Rechtliche Beurteilung
Der dagegen erhobene außerordentliche Revisionsrekurs des Betroffenen ist zulässig, zeigt aber keine erhebliche Rechtsfrage auf.
1.1. Nach ständiger Rechtsprechung (RISJustiz RS0124785; 3 Ob 175/12z; Beck in Gitschthaler/Höllwerth AußStrG § 132 Rz 90 mwN) steht der betroffenen Person, wenn sie des Gebrauchs der Vernunft nicht gänzlich beraubt ist, im Sachwalterbetreuungsverfahren bei Uneinigkeit zwischen ihr und dem Sachwalter über eine Maßnahme, die der Genehmigung des Pflegschaftsgerichts bedarf, ein eigenes Rekursrecht gegen eine dem Willen des Sachwalters folgende gerichtliche Entscheidung auch dann zu, wenn die bekämpfte Entscheidung in den Wirkungsbereich des Sachwalters fällt. Der Betroffene kann auch einen Rechtsanwalt mit der Wahrnehmung seiner Interessen bevollmächtigen, wenn er bei der Vollmachtserteilung fähig war, den Zweck der erteilten Vollmacht zu erfassen (RISJustiz RS0006540), nur bei offenkundiger Unfähigkeit zu dieser Erkenntnis wäre die Bevollmächtigung des Rechtsanwalts unwirksam (Beck aaO).

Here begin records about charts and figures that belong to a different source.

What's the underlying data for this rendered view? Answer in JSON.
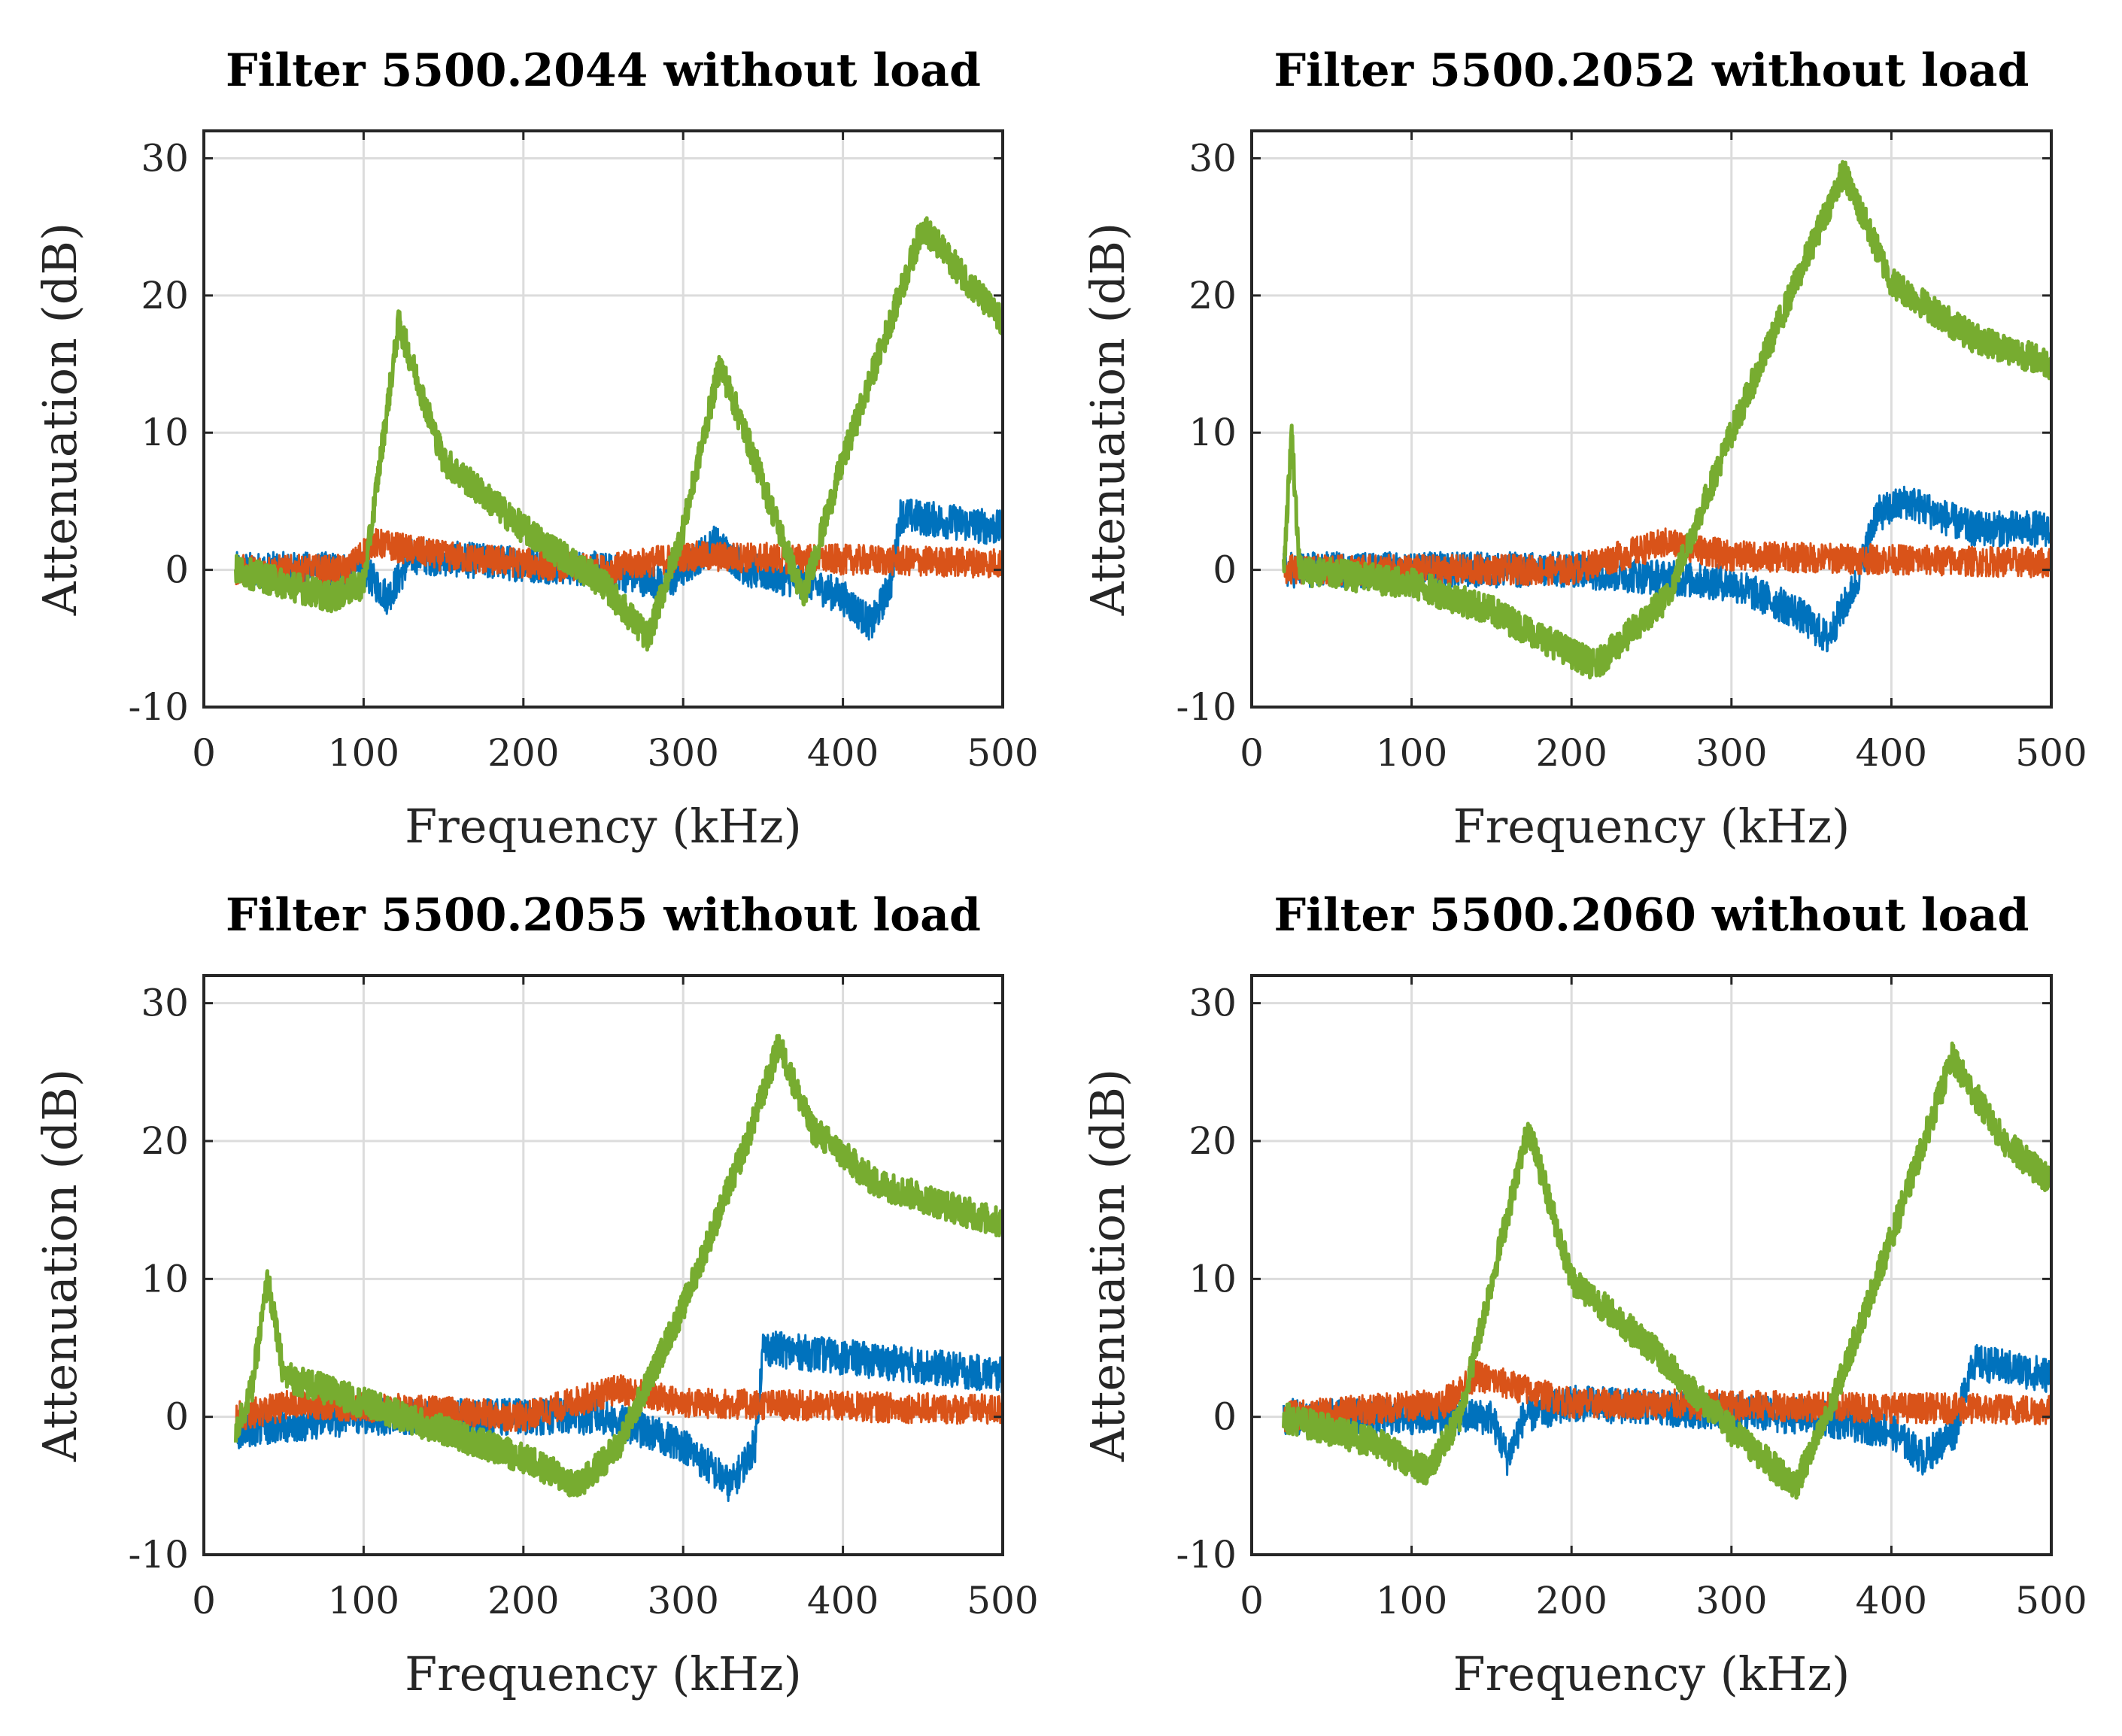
{
  "chart_data": [
    {
      "type": "line",
      "title": "Filter 5500.2044 without load",
      "xlabel": "Frequency (kHz)",
      "ylabel": "Attenuation (dB)",
      "xlim": [
        0,
        500
      ],
      "ylim": [
        -10,
        32
      ],
      "xticks": [
        "0",
        "100",
        "200",
        "300",
        "400",
        "500"
      ],
      "yticks": [
        "-10",
        "0",
        "10",
        "20",
        "30"
      ],
      "grid": true,
      "series": [
        {
          "name": "blue",
          "color": "#0072BD",
          "points": [
            [
              20,
              0
            ],
            [
              100,
              0
            ],
            [
              115,
              -2
            ],
            [
              130,
              1
            ],
            [
              250,
              0
            ],
            [
              290,
              -1
            ],
            [
              320,
              2
            ],
            [
              340,
              0
            ],
            [
              380,
              -1
            ],
            [
              400,
              -2
            ],
            [
              418,
              -4
            ],
            [
              430,
              -1
            ],
            [
              436,
              4
            ],
            [
              500,
              3
            ]
          ]
        },
        {
          "name": "orange",
          "color": "#D95319",
          "points": [
            [
              20,
              0
            ],
            [
              90,
              0
            ],
            [
              105,
              2
            ],
            [
              150,
              1
            ],
            [
              250,
              0
            ],
            [
              300,
              1
            ],
            [
              500,
              0.5
            ]
          ]
        },
        {
          "name": "green",
          "color": "#77AC30",
          "points": [
            [
              20,
              0
            ],
            [
              80,
              -2
            ],
            [
              100,
              -1
            ],
            [
              122,
              18
            ],
            [
              150,
              8
            ],
            [
              200,
              3
            ],
            [
              250,
              -1
            ],
            [
              278,
              -5
            ],
            [
              300,
              3
            ],
            [
              323,
              15
            ],
            [
              345,
              8
            ],
            [
              375,
              -2
            ],
            [
              400,
              8
            ],
            [
              450,
              25
            ],
            [
              500,
              18
            ]
          ]
        }
      ]
    },
    {
      "type": "line",
      "title": "Filter 5500.2052 without load",
      "xlabel": "Frequency (kHz)",
      "ylabel": "Attenuation (dB)",
      "xlim": [
        0,
        500
      ],
      "ylim": [
        -10,
        32
      ],
      "xticks": [
        "0",
        "100",
        "200",
        "300",
        "400",
        "500"
      ],
      "yticks": [
        "-10",
        "0",
        "10",
        "20",
        "30"
      ],
      "grid": true,
      "series": [
        {
          "name": "blue",
          "color": "#0072BD",
          "points": [
            [
              20,
              0
            ],
            [
              200,
              0
            ],
            [
              300,
              -1
            ],
            [
              340,
              -3
            ],
            [
              360,
              -5
            ],
            [
              378,
              -1
            ],
            [
              390,
              4
            ],
            [
              410,
              5
            ],
            [
              450,
              3
            ],
            [
              500,
              3
            ]
          ]
        },
        {
          "name": "orange",
          "color": "#D95319",
          "points": [
            [
              20,
              0
            ],
            [
              200,
              0
            ],
            [
              260,
              2
            ],
            [
              300,
              1
            ],
            [
              500,
              0.5
            ]
          ]
        },
        {
          "name": "green",
          "color": "#77AC30",
          "points": [
            [
              20,
              0
            ],
            [
              25,
              10
            ],
            [
              30,
              0
            ],
            [
              100,
              -1
            ],
            [
              150,
              -3
            ],
            [
              215,
              -7
            ],
            [
              260,
              -2
            ],
            [
              300,
              10
            ],
            [
              370,
              29
            ],
            [
              400,
              21
            ],
            [
              450,
              17
            ],
            [
              500,
              15
            ]
          ]
        }
      ]
    },
    {
      "type": "line",
      "title": "Filter 5500.2055 without load",
      "xlabel": "Frequency (kHz)",
      "ylabel": "Attenuation (dB)",
      "xlim": [
        0,
        500
      ],
      "ylim": [
        -10,
        32
      ],
      "xticks": [
        "0",
        "100",
        "200",
        "300",
        "400",
        "500"
      ],
      "yticks": [
        "-10",
        "0",
        "10",
        "20",
        "30"
      ],
      "grid": true,
      "series": [
        {
          "name": "blue",
          "color": "#0072BD",
          "points": [
            [
              20,
              -1
            ],
            [
              100,
              0
            ],
            [
              250,
              0
            ],
            [
              300,
              -2
            ],
            [
              330,
              -5
            ],
            [
              345,
              -2
            ],
            [
              350,
              5
            ],
            [
              500,
              3
            ]
          ]
        },
        {
          "name": "orange",
          "color": "#D95319",
          "points": [
            [
              20,
              0
            ],
            [
              60,
              1
            ],
            [
              200,
              0
            ],
            [
              260,
              2
            ],
            [
              300,
              1
            ],
            [
              500,
              0.5
            ]
          ]
        },
        {
          "name": "green",
          "color": "#77AC30",
          "points": [
            [
              20,
              -1
            ],
            [
              30,
              2
            ],
            [
              40,
              10
            ],
            [
              50,
              3
            ],
            [
              100,
              1
            ],
            [
              150,
              -1
            ],
            [
              200,
              -3
            ],
            [
              235,
              -5
            ],
            [
              260,
              -2
            ],
            [
              300,
              8
            ],
            [
              340,
              20
            ],
            [
              360,
              27
            ],
            [
              380,
              21
            ],
            [
              420,
              17
            ],
            [
              500,
              14
            ]
          ]
        }
      ]
    },
    {
      "type": "line",
      "title": "Filter 5500.2060 without load",
      "xlabel": "Frequency (kHz)",
      "ylabel": "Attenuation (dB)",
      "xlim": [
        0,
        500
      ],
      "ylim": [
        -10,
        32
      ],
      "xticks": [
        "0",
        "100",
        "200",
        "300",
        "400",
        "500"
      ],
      "yticks": [
        "-10",
        "0",
        "10",
        "20",
        "30"
      ],
      "grid": true,
      "series": [
        {
          "name": "blue",
          "color": "#0072BD",
          "points": [
            [
              20,
              0
            ],
            [
              150,
              0
            ],
            [
              160,
              -3
            ],
            [
              170,
              0
            ],
            [
              200,
              1
            ],
            [
              350,
              0
            ],
            [
              400,
              -1
            ],
            [
              420,
              -3
            ],
            [
              440,
              -1
            ],
            [
              450,
              4
            ],
            [
              500,
              3
            ]
          ]
        },
        {
          "name": "orange",
          "color": "#D95319",
          "points": [
            [
              20,
              0
            ],
            [
              120,
              1
            ],
            [
              140,
              3
            ],
            [
              200,
              1
            ],
            [
              500,
              0.5
            ]
          ]
        },
        {
          "name": "green",
          "color": "#77AC30",
          "points": [
            [
              20,
              0
            ],
            [
              80,
              -2
            ],
            [
              110,
              -4
            ],
            [
              130,
              0
            ],
            [
              173,
              21
            ],
            [
              200,
              10
            ],
            [
              250,
              5
            ],
            [
              300,
              -1
            ],
            [
              340,
              -5
            ],
            [
              360,
              0
            ],
            [
              400,
              13
            ],
            [
              438,
              26
            ],
            [
              470,
              20
            ],
            [
              500,
              17
            ]
          ]
        }
      ]
    }
  ]
}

1.2. Das erforderliche Minimum an Einsichtsfähigkeit in das Wesen der Vollmachtserteilung ist hier beim Betroffenen nach der Aktenlage ohne jeden Zweifel zu bejahen; die psychiatrischen Gutachten im Sachwalterbestellungsverfahren (ON 153 – Dr. Schneider; ON 169 – Dr. Brosch) diagnostizierten zwar eine wahnhafte Störung der Kognitionsfunktion und eine beginnende demenzielle Entwicklung, lassen aber nicht den Schluss zu, der Betroffene wäre nicht fähig, den Zweck einer seinem Anwalt erteilten Prozessvollmacht zu erfassen. Dazu kommt, dass der Betroffene für das 2006 durch Einstellung beendete Sachwalterschaftsverfahren AZ 2 P 75/02b des Bezirksgerichts Mistelbach der auch jetzt für ihn einschreitenden Rechtsanwaltsgesellschaft im November 2011 Vollmacht zum Zweck der Akteneinsicht erteilt hatte (ON 145). Damals war an seiner Geschäftsfähigkeit nach der Aktenlage nicht zu zweifeln, eine Kündigung dieser Vollmacht in weiterer Folge ist nicht aktenkundig.
1.3. An der Vertretungsbefugnis der Einschreiter für den Betroffenen ist somit nicht zu zweifeln.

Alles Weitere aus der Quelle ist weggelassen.